The Geometer's Sketchpad
The Geometer's Sketchpad (GSP) has earned numerous accolades such as "Best Mathematics Education Software of all Time," as it was named by the Stevens Institute of Technology Mentor Teachers Survey.
Originally developed at Swarthmore College in the 1980s for the teaching of the standard high school geometry curriculum accompanying a textbook, this program is being used in many school as early as the fifth grade in introductory investigations of the properties of squares, parallelograms, and rhombi; construction of traditional quilt blocks; and the exploration of ratio and proportion. One school reports the study of cardioids on Valentine's Day with The Geometer's Sketchpad. We've come a long way from cut-and-fold construction paper hearts!
Adapting Commercial Software for Classroom Use
In my collaborations with math teachers in middle schools, I have used several industry-standard vector-based computer graphics software programs including Adobe Illustrator, Macromedia Freehand, and Macromedia Flash to create projects on topics ranging from tessellations, regular polygons, Islamic patterning, and the Platonic and Archimedian solids.

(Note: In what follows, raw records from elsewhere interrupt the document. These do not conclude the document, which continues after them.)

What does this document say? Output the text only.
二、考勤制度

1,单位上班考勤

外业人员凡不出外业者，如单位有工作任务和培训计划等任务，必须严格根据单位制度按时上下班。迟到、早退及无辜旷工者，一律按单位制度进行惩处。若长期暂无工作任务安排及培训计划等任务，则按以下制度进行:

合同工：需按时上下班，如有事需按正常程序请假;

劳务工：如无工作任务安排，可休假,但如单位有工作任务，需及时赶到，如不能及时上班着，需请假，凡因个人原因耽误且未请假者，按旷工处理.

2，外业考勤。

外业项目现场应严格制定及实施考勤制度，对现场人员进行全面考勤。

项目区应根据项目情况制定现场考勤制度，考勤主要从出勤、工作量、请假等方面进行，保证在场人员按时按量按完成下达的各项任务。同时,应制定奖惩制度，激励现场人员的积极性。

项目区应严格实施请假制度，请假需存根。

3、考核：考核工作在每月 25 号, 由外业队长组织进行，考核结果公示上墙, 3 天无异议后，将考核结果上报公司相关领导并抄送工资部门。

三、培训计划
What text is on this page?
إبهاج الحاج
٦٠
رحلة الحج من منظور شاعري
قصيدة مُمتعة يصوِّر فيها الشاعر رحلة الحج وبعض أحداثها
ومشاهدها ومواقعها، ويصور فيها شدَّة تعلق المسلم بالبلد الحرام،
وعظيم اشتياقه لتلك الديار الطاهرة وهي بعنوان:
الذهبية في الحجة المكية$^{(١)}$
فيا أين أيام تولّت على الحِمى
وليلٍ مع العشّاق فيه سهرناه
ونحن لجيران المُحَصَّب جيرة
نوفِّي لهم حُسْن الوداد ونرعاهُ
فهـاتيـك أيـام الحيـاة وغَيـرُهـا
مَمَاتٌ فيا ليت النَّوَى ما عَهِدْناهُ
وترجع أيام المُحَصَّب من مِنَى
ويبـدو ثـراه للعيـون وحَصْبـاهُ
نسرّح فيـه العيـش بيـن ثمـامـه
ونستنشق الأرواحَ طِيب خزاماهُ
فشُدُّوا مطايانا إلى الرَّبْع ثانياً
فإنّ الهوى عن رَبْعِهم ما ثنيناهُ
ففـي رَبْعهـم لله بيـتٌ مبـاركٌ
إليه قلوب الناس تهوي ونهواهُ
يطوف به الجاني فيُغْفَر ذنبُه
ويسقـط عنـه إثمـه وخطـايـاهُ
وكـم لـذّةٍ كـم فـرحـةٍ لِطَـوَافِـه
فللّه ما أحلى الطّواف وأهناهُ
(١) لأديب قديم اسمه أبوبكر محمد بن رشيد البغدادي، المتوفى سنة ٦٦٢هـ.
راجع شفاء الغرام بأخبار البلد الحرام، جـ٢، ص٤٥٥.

The use of the software allows students to achieve results that would be beyond their capabilities to construct by hand alone. We start with the simple premise that any concept that can be taught with traditional tools such as compasses, protractors, and templates can be carried into new media with analogous directives and outcomes. One reason for the success of these endeavors is that students are able to learn the most sophisticated software readily and rapidly (I like to say that students can learn complex software faster than I can teach it). Many students are attracted to the complexity and power of the software and revel in using the same software tools that professionals employ.
High School
The Geometer's Sketchpad
At the high school level, the GSP has been recognized as a model of seamless integration of software, curricula, and pedagogy possibly unequaled in any other area of K-12 education (with the exception of ubiquitous word-processing). As a result of the intense and ongoing support of college and university programs in the development of this software, the GSP remains the best approach to the application of computer software in an educational setting. I think of this program as the mothership of all software titles. So much has been written about this application that little can be added here. The constant update of resources and continued upgrades ensure that the GSP is likely to keep its position as a leader for years.
Other Related Courseware
In addition to mathematics instruction in general and geometry topics in particular, several other high school-level courses employ state-of-the-art software in syllabi ranging from computer-aided design to computer graphics and even set and stage design.